Sed, AWK and Creating HTML Tables
Anyone who does even a modicum of web developments finds themselves taking tabled text, sometimes in the most horrid format, and having to introduce it into some sort of clean html.
A recent experience of this type was transferring material from a TWiki site (good for collaborative projects) to a Drupal site (good for a internal and external website). TWiki likes introducing a lot of inline style information and similar which makes it a bit of a pain to transfer tables to other systems. This is where those old-fashioned UNIX tools, sed (stream editor, 1973) and AWK (Aho, Weinberger, and Kernighan, 1977) still proves their resilience, power and simplicity.

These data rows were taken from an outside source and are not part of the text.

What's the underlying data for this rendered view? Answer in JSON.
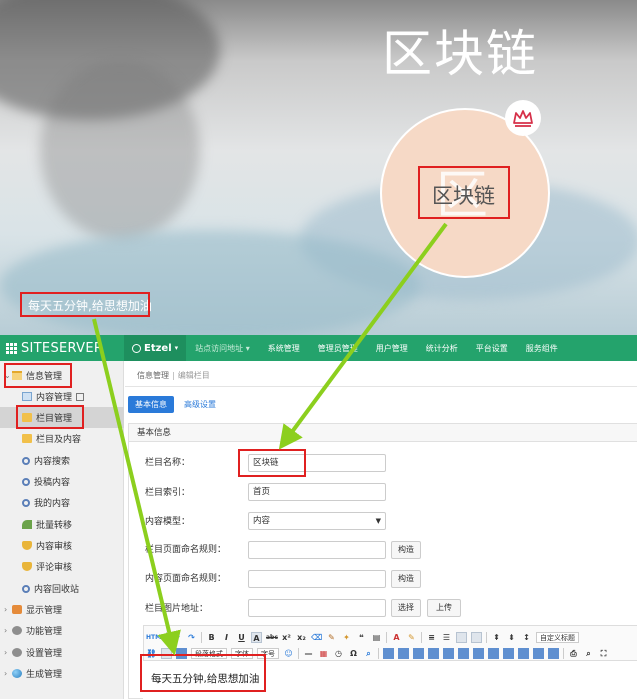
{
  "banner": {
    "title": "区块链",
    "avatar_text": "区块链",
    "avatar_ghost": "区",
    "slogan": "每天五分钟,给思想加油"
  },
  "colors": {
    "nav_green": "#24a36c",
    "primary_blue": "#2a7ad9",
    "annotation_red": "#e02020",
    "arrow_green": "#8ccf1e"
  },
  "topnav": {
    "logo": "SITESERVER",
    "site": "Etzel",
    "items": [
      "站点访问地址",
      "系统管理",
      "管理员管理",
      "用户管理",
      "统计分析",
      "平台设置",
      "服务组件"
    ]
  },
  "sidebar": {
    "root": "信息管理",
    "items": [
      "内容管理",
      "栏目管理",
      "栏目及内容",
      "内容搜索",
      "投稿内容",
      "我的内容",
      "批量转移",
      "内容审核",
      "评论审核",
      "内容回收站"
    ],
    "groups": [
      "显示管理",
      "功能管理",
      "设置管理",
      "生成管理"
    ]
  },
  "main": {
    "breadcrumb": [
      "信息管理",
      "编辑栏目"
    ],
    "tabs": [
      "基本信息",
      "高级设置"
    ],
    "panel_title": "基本信息",
    "fields": {
      "name_label": "栏目名称：",
      "name_value": "区块链",
      "index_label": "栏目索引：",
      "index_value": "首页",
      "model_label": "内容模型：",
      "model_value": "内容",
      "page_rule_label": "栏目页面命名规则：",
      "content_rule_label": "内容页面命名规则：",
      "image_label": "栏目图片地址："
    },
    "buttons": {
      "construct_1": "构造",
      "construct_2": "构造",
      "choose": "选择",
      "upload": "上传"
    },
    "toolbar": {
      "html_label": "HTML",
      "paragraph": "段落格式",
      "custom_title": "自定义标题",
      "font_family": "字体",
      "font_size": "字号"
    },
    "editor_text": "每天五分钟,给思想加油"
  }
}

I'll start with a generic method for working with a CSV file. After that I'll give a shorter example specifically for TWiki to HTML.
Generic; From CSV to HTML
1. Start With A CSV File. Turn Every Delimiter Into A New Line
Let's presume that we start with a CSV (comma separate values) file of a table, probably achieved through a process as ugly as screen-scraping or stripping tags.
The first action will be to use sed to turn delimiters into new lines, so that every future table cell is now on its own line.
sed -i 's/,/\n/g' file.csv
The "-i" stands for "in place", e.g., change file.csv, rather than sending to standard error. The "s" is for search, the "g" for global, the "," is what we are searching for, and "\\n" is newline ("\n") with an escape character ("\") so the regular expression doesn't get confused.
You must also be careful to ensure that your csv file does not use a field delimiter (like a comma!) that is used in the table cells.
If you have saved text with quotations, which is common, you'll also need to do the following:
sed -i 's/"//g' file.csv
Note if you leave out the "g" (global"), sed will simply replace the first instance. It is a stream editor after all..
2. Add a table cell open and table cell close to every line
sed -i 's/^/<td>/' file.csv
The caret symbol ("^") means the first character of each line.
sed -i 's/$/<\/td>/' file.csv
The dollar symbol ("$") symbol means the last character of each line.
Now we have a file with each future table cell with a opening and closing html code on each line. We have a file of table cells.
3. Add a table row to every 8th row
Table cells need to be organised into rows. To do this we use a small AWK program. In this example every 8th row has a table row tag added. I am sufficiently paranoid to create a new file for this.
#!/bin/bash
awk ' {
print $0
if(NR % 8 == 0 )
print "<tr>"
} ' file.csv > file1.csv
Or, directly on the command line: awk ' {print $0; if(NR % 8 == 0 ) print "<tr>"} ' file.csv > file1.csv
(Note the semi-colon after print $0
).
4. Add a table row closure to every 9th row
As above; open file1.csv an add a tr to line 1. There's probably a better way to do this.
awk ' {
print $0
if(NR % 9 == 0 )
print "</tr>"
} ' file1.csv > file2.csv
Or, as a single line:
awk ' {print $0; if(NR % 9 == 0 ) print "</tr>"} ' file1.csv > file2.csv
Viola! Add the table, table header and table body tags along with any formatting characteristics and you're done.
TWiki to HTML
Go to EDIT, Raw View or even copy the appropriate text file from TWiki.
1. Remove table header line and convert.
2. Remove first "|" sed -i 's/.\(.*\)/\1/' test.txt
3. Remove last "|" sed -i 's/\(.*\)./\1/' test.txt
4. Add a table row and data marker at the start of each line sed -i 's/^/<tr><td>/' test.txt
5. Add a table row close and data close marker at the end of each line sed -i 's/$/<\/td><\/tr>/' test.txt
6. Turn all the other delimiters into table data markers. sed -i 's/|/<\/td><td>/g' test.txt
Surprise! You're finished already. You might even want to turn it into a small script!